Rajaswaran Tharmalingam of J.D. Power said, “Brands need to focus on the entire process – from helping customers secure service appointments, to providing top-quality services, to faster service turnaround times, to having friendly and knowledgeable service advisors – all of which contribute to overall customer satisfaction.”
Additional services, besides the ones that the customer went in for, helped to improve customer satisfaction; for instance, washing and vacuuming the vehicle before handing the keys back to the customer and following-up with a post-service call. However, only 14% of the customers surveyed enjoyed these add-ons.

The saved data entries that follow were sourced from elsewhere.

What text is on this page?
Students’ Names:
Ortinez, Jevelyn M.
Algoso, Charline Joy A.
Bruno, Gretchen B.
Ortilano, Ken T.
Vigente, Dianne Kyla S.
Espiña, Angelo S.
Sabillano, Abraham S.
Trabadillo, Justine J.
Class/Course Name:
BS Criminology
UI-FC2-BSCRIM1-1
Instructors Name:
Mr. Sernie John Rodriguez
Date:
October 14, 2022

If one was to look for an excuse for the decline in satisfaction, the study also found that customers’ expectations had expanded. Last year’s study showed that customers expected service centres to meet only 17 out of 22 service standards to have what is considered a positive experience; this year’s study found that customers expected 19 standards to be met.
“Customers have higher expectations, so it’s vital that the automakers’ service centres strive to not only meet, but also exceed those expectations to deliver a satisfying experience for their customers,” Rajaswaran said.